Convenience is the great additive. There is convenience of form. The dog food patties as soft as hamburgers but so durable that they could sit on the shelf until needed. There is convenience of time. The grocery stores stay open in the evenings to accommodate increasing numbers of women who worked outside the home. There is convenience of packaging. Beer in bottles that was now disposable.

Americans were willing to pay well for this additive to the products they purchase, to use their greater wealth to buy fuller lives and better things to do with their time than mix, blend, sort, trim, measure, cook, serve. Time-saving gadgets arrived in the store that helped the homemaker trade her new wealth for some extra time away from the kitchen; ready-to-bake biscuits, special detergents, plastic lids on cans of milk for easier pouring.

38% of American women were leaving the home to work. As food manufacturers saw it, these women needed help. They couldn’t cook meals from scratch. Evenings became rushed. The processed food companies saw it as their mission to change the nature of home economics. The remarkable rise of ‘convenience’ or processed foods heralded by slogans ‘instant’ ‘ready to cook’ and ‘heat and serve’ set off a revolution in eating habits.

Is it Cereal or Candy?

The overconsumption of salt and sugar was the primary contributor to the nation’s health woes. Kellogg in 1896 came out with flaked cereal, from boiled wheat and called it Kellogg’s Corn Flakes. It marked the birth of sweetened breakfast. The public’s enthusiasm for cereal was growing. Within a decade, 51% of women worked outside. These women had more money than time. Dinner was a struggle and breakfast stressful. Convenience was crucial to starting the day and food companies controlled the breakfast table. By 1970, Kellogg, Post and General Mills crammed the grocery store. The Big Three controlled the cereal aisle.

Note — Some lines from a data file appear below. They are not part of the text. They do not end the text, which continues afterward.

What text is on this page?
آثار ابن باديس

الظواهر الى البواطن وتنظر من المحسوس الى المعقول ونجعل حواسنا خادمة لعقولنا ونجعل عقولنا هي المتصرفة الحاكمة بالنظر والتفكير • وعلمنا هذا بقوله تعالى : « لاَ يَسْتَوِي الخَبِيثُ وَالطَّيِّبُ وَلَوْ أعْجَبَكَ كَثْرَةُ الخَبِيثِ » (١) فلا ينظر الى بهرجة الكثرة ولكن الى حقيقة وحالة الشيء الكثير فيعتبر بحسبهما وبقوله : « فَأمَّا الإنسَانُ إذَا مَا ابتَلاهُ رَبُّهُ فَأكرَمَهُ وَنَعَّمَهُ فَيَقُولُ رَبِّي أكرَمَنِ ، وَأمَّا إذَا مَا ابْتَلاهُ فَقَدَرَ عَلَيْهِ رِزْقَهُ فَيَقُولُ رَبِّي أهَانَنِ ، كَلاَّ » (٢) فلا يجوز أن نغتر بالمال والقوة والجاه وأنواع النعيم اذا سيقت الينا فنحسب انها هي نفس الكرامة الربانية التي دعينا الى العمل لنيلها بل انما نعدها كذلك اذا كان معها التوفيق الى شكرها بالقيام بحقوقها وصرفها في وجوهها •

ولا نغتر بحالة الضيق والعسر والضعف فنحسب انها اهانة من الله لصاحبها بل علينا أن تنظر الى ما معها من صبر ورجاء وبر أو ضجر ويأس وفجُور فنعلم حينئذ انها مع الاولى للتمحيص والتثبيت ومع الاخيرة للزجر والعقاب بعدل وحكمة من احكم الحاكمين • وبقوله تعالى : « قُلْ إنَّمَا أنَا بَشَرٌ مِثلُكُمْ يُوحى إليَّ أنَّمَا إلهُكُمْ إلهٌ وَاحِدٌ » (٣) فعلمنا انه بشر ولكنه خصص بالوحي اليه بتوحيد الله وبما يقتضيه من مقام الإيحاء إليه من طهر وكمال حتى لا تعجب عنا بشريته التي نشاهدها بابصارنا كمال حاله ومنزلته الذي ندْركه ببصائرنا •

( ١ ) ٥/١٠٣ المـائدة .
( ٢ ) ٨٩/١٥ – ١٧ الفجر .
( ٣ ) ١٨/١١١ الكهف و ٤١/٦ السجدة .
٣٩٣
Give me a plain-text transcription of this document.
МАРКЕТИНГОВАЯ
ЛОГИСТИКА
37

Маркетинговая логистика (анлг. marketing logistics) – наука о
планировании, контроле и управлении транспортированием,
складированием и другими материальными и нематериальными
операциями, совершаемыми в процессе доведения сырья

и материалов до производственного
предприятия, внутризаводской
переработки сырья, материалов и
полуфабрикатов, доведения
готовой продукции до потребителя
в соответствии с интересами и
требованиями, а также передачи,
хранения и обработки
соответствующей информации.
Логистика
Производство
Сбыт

This changed in 1975. Sugar became a matter of distress. One cereal, Sugar Orange Crisps, packed a sugar load of 70.8%. Mayer, a nutrition professor, saw sugar as a dangerous additive in food, linking to diabetes. He penned an article titled ‘Is it Cereal or Candy?’ and said some candy bars had more protein than many cereals. He called them sugar-coated vitamin pills. He wanted cereals containing over 50% sugar to be labelled cereal confections and be sold in the candy section. Kellogg changed its product name from Sugar Frosted Flakes to Frosted Flakes. Other manufacturers also dropped the word sugar. The deemphasizing of sugar went deeper than the name on the box. The Federal Trade Commission asked for a total ban on all advertising to children for any product, food or otherwise.

Instead of having the food technician experiment with tastes and textures, the marketing guys hunted for ideas that suited the advertising needs first and worried about pleasing the palate of consumers second. The driver for this reversal was the recognition that branding was overwhelmingly important. The Kellogg icons-Frosted Flakes or Special K-all had distinct identities, carefully honed by hundreds of millions of dollars of advertising. It labored to burn the brands into the minds of American consumers over the years. The concept drew on the psychology of perceptions. If a cereal could evoke the joy of an afternoon snack, it could generate sales not only as a breakfast food but also as a snack.